I am a weight loss blogger and I love my body. I weigh 350 pounds. I am 5’8 and 23 years old. This month I took my measurements. 58-51-67. I even applied to be on a weight loss show and I think the principle reason I didn’t get picked is because I don’t fit the “sad fat person” stereotype that reality television exploits. I’m a large person who isn’t depressed or sad or even unhappy with what I look like, and I’m sure to most that’s a bit confusing. Especially since I have a 2-year plan to lose 200 pounds.
I’ve always loved what I look like. I wake up every morning and look in the mirror and smile. I’m beautiful. There is no need for morning affirmations because I’ve never thought I wasn’t pretty. Today I thought I’d stop to brag a little about what I love about my size 24 frame.

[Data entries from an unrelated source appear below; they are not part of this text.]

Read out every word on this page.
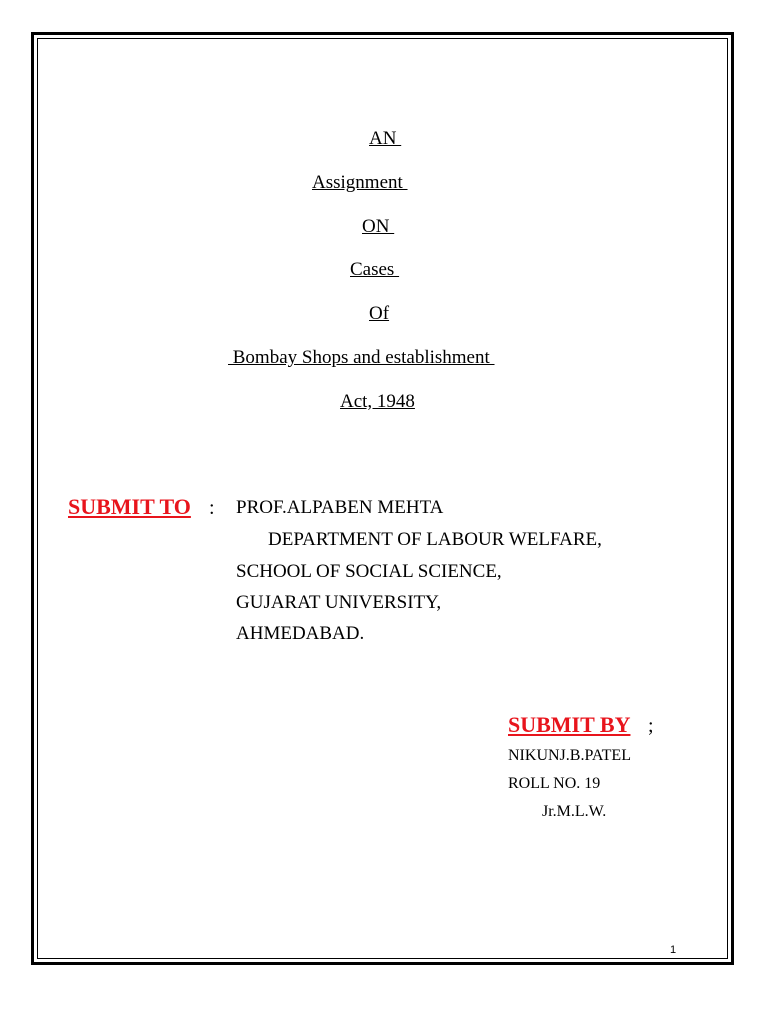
AN
Assignment
ON
Cases
Of
Bombay Shops and establishment
Act, 1948
SUBMIT TO : PROF.ALPABEN MEHTA
DEPARTMENT OF LABOUR WELFARE,
SCHOOL OF SOCIAL SCIENCE,
GUJARAT UNIVERSITY,
AHMEDABAD.
SUBMIT BY ;
NIKUNJ.B.PATEL
ROLL NO. 19
Jr.M.L.W.
1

I love my face. My eyes are a deep almond brown and often reflect what I’m thinking. My lips are a natural shade of deep pink that compliments my fair skin perfectly. I usually don’t wear lipstick, just a little gloss and people comment on how lovely they are. I never had to work that hard to kiss well, my lips were good at that from the beginning. My nose is thick, short but broad and it fits the width of my face perfectly. The chubby cheeks I despised when I was 9 grew up to be the high cheekbones of a woman, adding depth to my face.
I love my shoulders. They were made for spaghetti straps and tube tops. I added a few tattoos for decoration and then left them alone. My arms are a little flabby but so strong. I frequently toss around my 2-year old nephew and have no worries that I won’t be able to catch him. I wrap my arms around myself when I get a chill and they can keep me warm.
I love my breasts. These hulking huge breasts are what I lay on when I fall asleep and even when they’re sore I wouldn’t change them. They fit into my shirts phenomenally, filling them out and sometimes spilling out a little when I want to be naughty. When I watch television with my significant other he snuggles up against my chest and sometimes falls asleep.
I love my waist. It’s been the hardest thing for me to learn to love because flat tummies are all the rage this day and age but I do love it. I love that my sweet nephew comes into the living room and lies on my belly. It’s not ugly but a reminder to me that for 23 years of my life I ate well and was never hungry.
I love my hips. While thicker than I might like, they are what make me incredibly curvy. I am a walking hourglass and I revel in it every time I put on a slinky dress or a snug ensemble. When I slide into my jeans I’m always confident that it’s all in the hips. They are the reason that the rest of my body makes sense.
I love my ass. Some days the men in my neighborhood honk when I walk by. I’m not embarrassed; I just call it a gift from my mother and grandmother. Our shapely booties handed down from one generation to the next.
I love my thighs. Smooth, soft and very round. They flow right down to my legs making a lovely soft line. My legs are long; my calves hard and shapely from holding up this body for 23 years this far. They are tough from the long runs I put them through. When I put on a pair of 4-inch stilettos they look even longer as I sashay through Downtown on the weekends feeling like I belong on a runway.
I love my feet. These size 11/12 babies keep me moving. Walking around my city for transportation. Dancing on the platform of the local subway station. Standing up at work all day.
I love all of me. My love for this body runs deep and because I love it I now treat it well. I do not deprive it of the things it needs. I don’t let other people abuse it in word or deed. I’m the type of person who believes that you can’t help to make positives changes to yourself until you truly appreciate what you already have. That way I won’t lose perspective of who I am while I change. Now that I’ve grown to love me, I can lose the weight that I want and make this body even better.